Abilene and I stayed in the vehicle while Kelli went back to the house to check with the fire chief again and make sure it was okay to leave. Koop had calmed down, and we put him in the cat carrier. Abilene forcefully repeated what she’d said earlier. “There was nothing, nothing burning in the trash room when I went out there. However the fire got started, it was after that.”

Neither of us had been out there flinging matches around. So how had the fire started? I remembered that shredded newspaper where Koop had napped. Oily rags. Old egg cartons. Plastic.

An arsonist’s delight.
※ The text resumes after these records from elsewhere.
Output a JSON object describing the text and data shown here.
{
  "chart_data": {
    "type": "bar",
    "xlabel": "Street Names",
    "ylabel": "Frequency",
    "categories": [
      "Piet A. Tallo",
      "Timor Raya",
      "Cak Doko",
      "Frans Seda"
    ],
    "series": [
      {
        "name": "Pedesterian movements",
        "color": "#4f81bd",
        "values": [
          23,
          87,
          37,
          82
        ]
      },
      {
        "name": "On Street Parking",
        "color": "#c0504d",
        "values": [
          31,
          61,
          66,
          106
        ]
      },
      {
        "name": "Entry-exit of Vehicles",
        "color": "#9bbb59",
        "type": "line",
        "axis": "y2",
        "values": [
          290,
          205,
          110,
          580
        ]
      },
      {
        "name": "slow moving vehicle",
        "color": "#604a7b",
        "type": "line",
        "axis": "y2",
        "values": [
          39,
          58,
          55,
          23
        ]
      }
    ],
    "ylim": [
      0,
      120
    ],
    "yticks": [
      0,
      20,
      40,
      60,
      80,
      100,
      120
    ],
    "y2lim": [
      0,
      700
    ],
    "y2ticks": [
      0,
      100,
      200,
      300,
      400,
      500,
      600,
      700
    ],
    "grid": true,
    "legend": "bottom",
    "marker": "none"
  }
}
And, even if Fire Chief Wally Burman thought my story of being traced to Hello was just a loony old lady’s imagination, I had a pretty good idea who’d gleefully tossed a burning match into the trash room.

20

Kelli quickly got us settled in her guest room. It was a cozy room, chinked logs on the outside wall, painted wood paneling on the interior walls. Patchwork quilts covered the beds. Braided rag rugs beside each bed made colorful ovals on the wooden floors. Koop got a bed of his own, a plastic laundry basket filled with a pillow, although I doubted that was where he’d sleep.

Sandra Day had met us at the front door when we first arrived. She looked as if God had used creative imagination when putting her together: mottled Siamese coloring but long hair, six toes on each front foot, and a pug face, the odd combination all nicely held together with a queenly grace. She and Koop had sniffed warily through the screen of the cat carrier. No fireworks, but we were keeping him in the room with us for the time being.